Mr. E.B. King, Jeff King‘s Dad was a fixture all through my childhood. Jeff and I played a lot of baseball together as kids, and Mr. King was always there to encourage, to help, to coach us, play catch with us…anything he could do to help he always did. I never heard Mr. King ever raise his voice, although he may have…but he seemed a kind and gentle man. The kind of man you look up to as a kid. He was a Navy man, like my Dad was, and I heard him and my Daddy talk about it occasionally. After my ball playing years, I would see Mr. and Mrs. King at Church and they never, ever failed to speak or to smile. They never failed to show joy. Mr. King and I became buddies over 30 years of going to Trade Day together. Can’t count the junk I bought from him that I “needed” At the same time, money could not BUY the good will and friendliness in the conversations we had about everything under the moon. Fifteen or twenty minutes on a Saturday or a Tuesday over all those years. Wonderful person, Mr. E.B., I will surely miss him.

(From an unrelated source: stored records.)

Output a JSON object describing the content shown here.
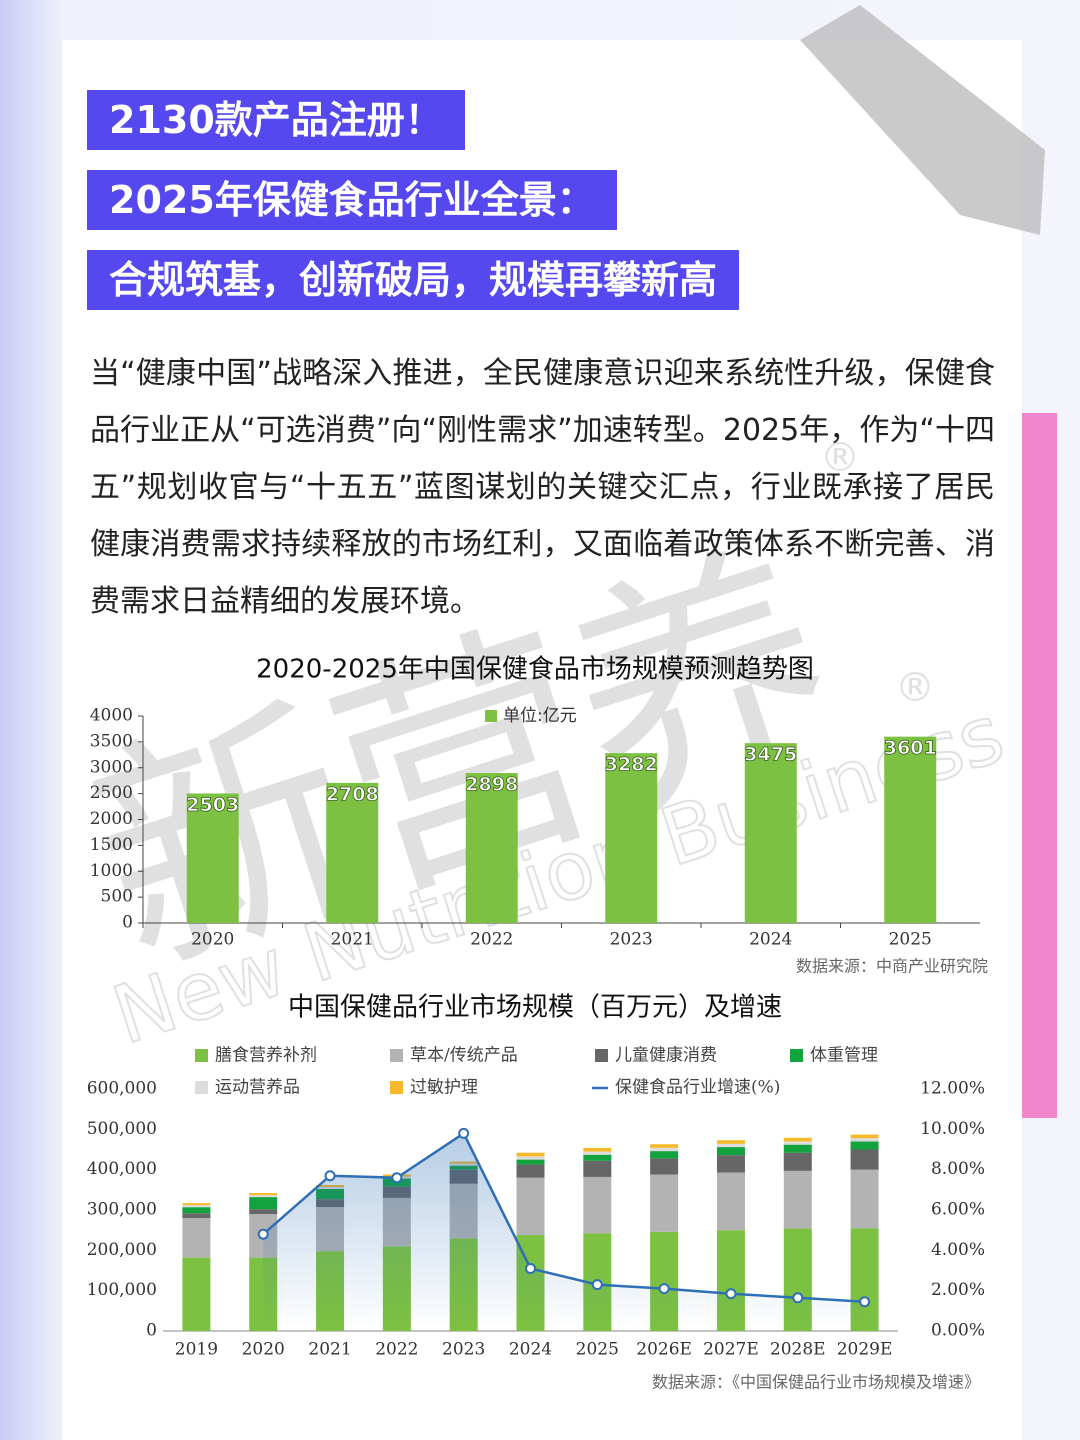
{
  "header": {
    "lines": [
      "2130款产品注册！",
      "2025年保健食品行业全景：",
      "合规筑基，创新破局，规模再攀新高"
    ]
  },
  "body": "当“健康中国”战略深入推进，全民健康意识迎来系统性升级，保健食品行业正从“可选消费”向“刚性需求”加速转型。2025年，作为“十四五”规划收官与“十五五”蓝图谋划的关键交汇点，行业既承接了居民健康消费需求持续释放的市场红利，又面临着政策体系不断完善、消费需求日益精细的发展环境。",
  "watermark": {
    "brand": "新营养",
    "english": "New Nutrition Business",
    "mark": "®"
  },
  "chart_data": [
    {
      "type": "bar",
      "title": "2020-2025年中国保健食品市场规模预测趋势图",
      "categories": [
        "2020",
        "2021",
        "2022",
        "2023",
        "2024",
        "2025"
      ],
      "series": [
        {
          "name": "单位:亿元",
          "color": "#7dc142",
          "values": [
            2503,
            2708,
            2898,
            3282,
            3475,
            3601
          ]
        }
      ],
      "ylim": [
        0,
        4000
      ],
      "yticks": [
        0,
        500,
        1000,
        1500,
        2000,
        2500,
        3000,
        3500,
        4000
      ],
      "source": "数据来源：中商产业研究院"
    },
    {
      "type": "stacked-bar-line",
      "title": "中国保健品行业市场规模（百万元）及增速",
      "categories": [
        "2019",
        "2020",
        "2021",
        "2022",
        "2023",
        "2024",
        "2025",
        "2026E",
        "2027E",
        "2028E",
        "2029E"
      ],
      "series": [
        {
          "name": "膳食营养补剂",
          "color": "#7dc142",
          "values": [
            182000,
            182000,
            198000,
            210000,
            230000,
            238000,
            242000,
            246000,
            250000,
            254000,
            255000
          ]
        },
        {
          "name": "草本/传统产品",
          "color": "#b3b3b3",
          "values": [
            98000,
            108000,
            109000,
            120000,
            135000,
            142000,
            140000,
            142000,
            143000,
            143000,
            145000
          ]
        },
        {
          "name": "儿童健康消费",
          "color": "#666666",
          "values": [
            12000,
            12000,
            20000,
            28000,
            35000,
            33000,
            40000,
            40000,
            43000,
            45000,
            50000
          ]
        },
        {
          "name": "体重管理",
          "color": "#12a23e",
          "values": [
            15000,
            30000,
            25000,
            20000,
            10000,
            12000,
            15000,
            18000,
            20000,
            20000,
            20000
          ]
        },
        {
          "name": "运动营养品",
          "color": "#dcdcdc",
          "values": [
            5000,
            5000,
            5000,
            5000,
            5000,
            8000,
            8000,
            8000,
            8000,
            8000,
            8000
          ]
        },
        {
          "name": "过敏护理",
          "color": "#f6b92b",
          "values": [
            5000,
            5000,
            5000,
            5000,
            5000,
            9000,
            9000,
            9000,
            9000,
            9000,
            9000
          ]
        },
        {
          "name": "保健食品行业增速(%)",
          "color": "#2e6fb5",
          "axis": "y2",
          "values": [
            null,
            4.8,
            7.7,
            7.6,
            9.8,
            3.1,
            2.3,
            2.1,
            1.85,
            1.65,
            1.45
          ]
        }
      ],
      "ylim": [
        0,
        600000
      ],
      "yticks": [
        0,
        {
          "value": 100000,
          "label": "100,000"
        },
        {
          "value": 200000,
          "label": "200,000"
        },
        {
          "value": 300000,
          "label": "300,000"
        },
        {
          "value": 400000,
          "label": "400,000"
        },
        {
          "value": 500000,
          "label": "500,000"
        },
        {
          "value": 600000,
          "label": "600,000"
        }
      ],
      "y2lim": [
        0,
        12
      ],
      "y2ticks": [
        {
          "value": 0,
          "label": "0.00%"
        },
        {
          "value": 2,
          "label": "2.00%"
        },
        {
          "value": 4,
          "label": "4.00%"
        },
        {
          "value": 6,
          "label": "6.00%"
        },
        {
          "value": 8,
          "label": "8.00%"
        },
        {
          "value": 10,
          "label": "10.00%"
        },
        {
          "value": 12,
          "label": "12.00%"
        }
      ],
      "source": "数据来源：《中国保健品行业市场规模及增速》"
    }
  ]
}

Phil Turpin was also a very quite man. Always soft spoken. He was working over a Mt. Vernon Mills and he and Gail Haines Turpin started coming to Church and we met them there. We had kids who were the same age, in the same grades and became friends through our mutual interests. We all took our kids over to Lynda Harrington’s house and Lynda was the babysitter for our group. We shared all the trials and tribulations of children growing up. The little hurts, and some bigger hurts (oh..Michael Turpin…that split lip that one day) but we made it through it. Phil was a good example of a family man. A man who loved and cared deeply for his family. You could see it in his eyes when he looked at them. We spent quite a bit of time together through the Church and outside of it also. I lost touch with them when they moved out of town. I had heard over the years that Phil was sick, and the last time that I saw him some years back at a Homecoming…you could tell he was ill. But he didn’t complain. I don’t think Phil was the complaining type. I think he was the type of man who cared much more about others than he did for himself. He will be missed, and I am sorry I missed being able to console his family in person.

Hope both of these families will forgive me for not keeping up with things well enough to know about this losses when they happened. I will tell you though, I do mourn them….I did love them.

Walking Life

I was thinking while I was out walking today about how I have come through sixty five years to where I am today.

I have had times where I have been mean to people, but I try not to be that way anymore.

I have had times when I said hateful things to people, but I try not to say those things anymore.

I have not loved people in general enough. I have not given enough to those who needed it. I have not consoled those who needed consoling as much as I should have.

I have wasted precious time doing inane things which meant nothing when I could have been doing things to benefit others.

But, in doing…or not doing all or any of these things, I suppose I am walking or was walking literally at the time, in the footsteps of every thinking human being who has ever drawn a breath.

I wonder then, when God made us, and I do think that we were in some sense made, I wonder why we were not made perfectly? Why am I so imperfect? Why is humanity so imperfect?

I walked for five miles and never came up with a really good answer to that question. I don’t think any of us have the answers. I think we all still have many more questions instead.

Certainly there are religious and metaphysical answers, but to seek the answer in human terms only, is very, very hard.

I will think on it again tomorrow if I get to walk around again.